50 Prozent mehr Sichtbarkeit

Das scheint zu funktionieren: Riley Bell, Mitbetreiberin der Meme-Seite Memequeen mit 5,6 Millionen Abonnent:innen, erklärt gegenüber The Information, dass sie mit solchen Videos die Sichtbarkeit ihres Accounts um 50 Prozent habe steigern können. Mittlerweile postet Bell fast ausschließlich solche Videos; viele davon verzeichnen siebenstellige Abrufzahlen. Ein Gag darüber, wie schwierig es für erwachsene Menschen ist, Zeit für eine Verabredung mit Freunden zu finden: 3,6 Millionen Views. Ein aktueller Kommentar dazu, wie Rapstar Drake möglicherweise die Schwangerschaft seiner Ex-Freundin Rihanna aufnimmt: 3,1 Millionen Views. Ein Lady-Gaga-Fan, der in der Youtube-Kommentarspalte zunächst anmerkt, dass nicht jeder Fan der Sängerin homosexuell ist – und sechs Jahre später erneut kommentiert, dass er sein Coming Out hatte: drei Millionen Views.
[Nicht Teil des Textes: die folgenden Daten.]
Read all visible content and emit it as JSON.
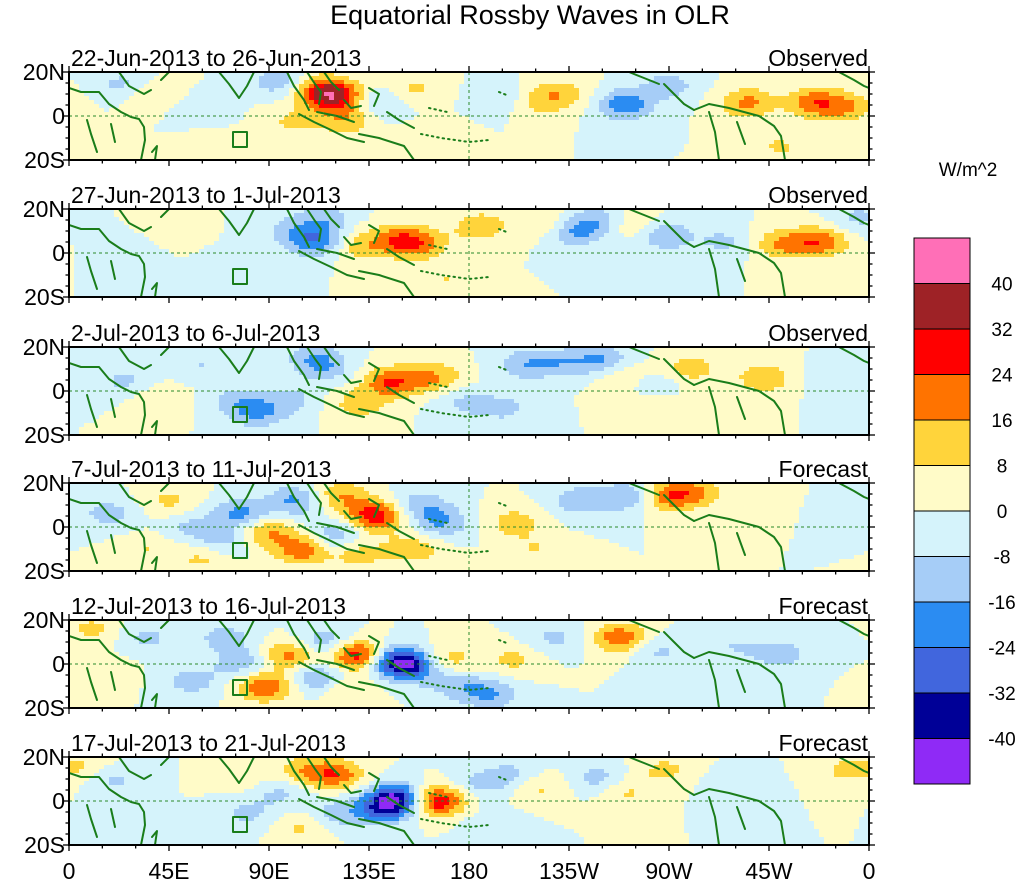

Die „Videos“ des Memequeen-Accounts sind in der Regel nur eine Sekunde lang. Die kurze Dauer ist mit Blick auf den Algorithmus der Plattform möglicherweise sogar ein zusätzlicher Vorteil. Denkbar ist, dass jedesmal, wenn ein Video komplett und sogar mehrfach abgerufen wurde, dies als Signal von Instagram gewertet wird, dass es der zuschauenden Person gefallen hat. Und bis die Abonnent:innen den Meme-Text zu Ende gelesen haben, ist das Video möglicherweise schon zwei oder drei Mal automatisch abgespielt worden.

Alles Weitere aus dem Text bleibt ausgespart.